Lying to Tell the Greater Truth in Your Writing

Richard Walter has shared some excellent advice for screenwriters on The Wrap which essentially boils down to one point: Lie.

He writes,

Art, Picasso tells us, is the lie that tells the greater truth.

Screenwriters need to learn how to lie through their teeth.

As a screenwriting educator and script doctor I have seen more scripts brought down by a writer’s wrongheaded devotion to some idealized, romanticized, self-conscious, narcissistic, pie-in-the-sky notion of The Truth.

During tutorial sessions with writers in UCLA’s Master of Fine Arts screenwriting program, I often find myself asking something like, “Why is this character hemming and hawing, starting and stopping, meandering, beating around the bush?”
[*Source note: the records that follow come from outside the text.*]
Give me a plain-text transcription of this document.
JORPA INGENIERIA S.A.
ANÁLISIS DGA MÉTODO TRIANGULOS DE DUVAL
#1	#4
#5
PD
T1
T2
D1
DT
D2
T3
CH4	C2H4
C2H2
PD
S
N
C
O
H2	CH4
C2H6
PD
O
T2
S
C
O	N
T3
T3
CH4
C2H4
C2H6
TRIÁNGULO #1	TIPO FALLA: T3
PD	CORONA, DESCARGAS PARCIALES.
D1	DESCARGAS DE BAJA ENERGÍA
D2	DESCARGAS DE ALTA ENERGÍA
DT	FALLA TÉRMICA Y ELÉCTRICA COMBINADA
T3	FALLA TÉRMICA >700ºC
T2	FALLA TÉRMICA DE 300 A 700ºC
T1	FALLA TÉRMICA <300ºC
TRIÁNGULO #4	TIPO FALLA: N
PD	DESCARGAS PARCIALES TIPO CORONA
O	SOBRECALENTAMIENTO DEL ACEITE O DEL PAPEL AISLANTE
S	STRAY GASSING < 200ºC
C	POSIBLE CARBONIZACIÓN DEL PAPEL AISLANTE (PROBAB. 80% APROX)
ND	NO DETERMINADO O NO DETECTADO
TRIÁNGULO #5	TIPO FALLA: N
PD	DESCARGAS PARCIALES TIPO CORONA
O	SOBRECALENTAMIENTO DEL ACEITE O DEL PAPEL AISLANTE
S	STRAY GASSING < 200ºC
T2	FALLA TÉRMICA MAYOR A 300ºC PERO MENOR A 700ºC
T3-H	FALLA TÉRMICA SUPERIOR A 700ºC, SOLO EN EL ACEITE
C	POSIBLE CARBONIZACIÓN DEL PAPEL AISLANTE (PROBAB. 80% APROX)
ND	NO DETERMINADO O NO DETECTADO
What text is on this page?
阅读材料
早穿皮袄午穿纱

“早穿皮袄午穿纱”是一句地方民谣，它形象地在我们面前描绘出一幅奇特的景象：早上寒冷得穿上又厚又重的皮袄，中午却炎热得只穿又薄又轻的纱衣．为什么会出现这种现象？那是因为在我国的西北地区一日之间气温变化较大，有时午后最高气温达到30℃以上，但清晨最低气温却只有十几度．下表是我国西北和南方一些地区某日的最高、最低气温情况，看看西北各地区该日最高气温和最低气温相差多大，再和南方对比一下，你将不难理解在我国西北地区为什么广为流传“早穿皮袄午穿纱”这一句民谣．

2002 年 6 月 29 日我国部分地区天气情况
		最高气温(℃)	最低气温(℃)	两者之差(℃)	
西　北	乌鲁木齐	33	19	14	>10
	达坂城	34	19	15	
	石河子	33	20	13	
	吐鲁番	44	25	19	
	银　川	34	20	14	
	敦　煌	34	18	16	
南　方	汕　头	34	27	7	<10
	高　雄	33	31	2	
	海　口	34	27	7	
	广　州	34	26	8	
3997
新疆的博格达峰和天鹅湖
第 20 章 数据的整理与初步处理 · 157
The answer I often get is, “That’s the way people really talk.”

What’s wrong with the way people really talk? Two things. First, the way people really talk is available for free in the street. Nobody has to hire a babysitter, drive to a theater and poke around (and pay) for a parking place, not to mention buying a ticket.

Worse still, the way people really talk is boring. “Hi, how you doing?” “Pretty good. You?” “Not too bad.” “That’s nice.” “Is it hot enough for you today?” “I sure hope this heat wave quits soon.” “I’ve got to get over to the market for a quart of milk.” “My mother went to New Jersey yesterday.”

The greatest crime any artist can commit is to be boring.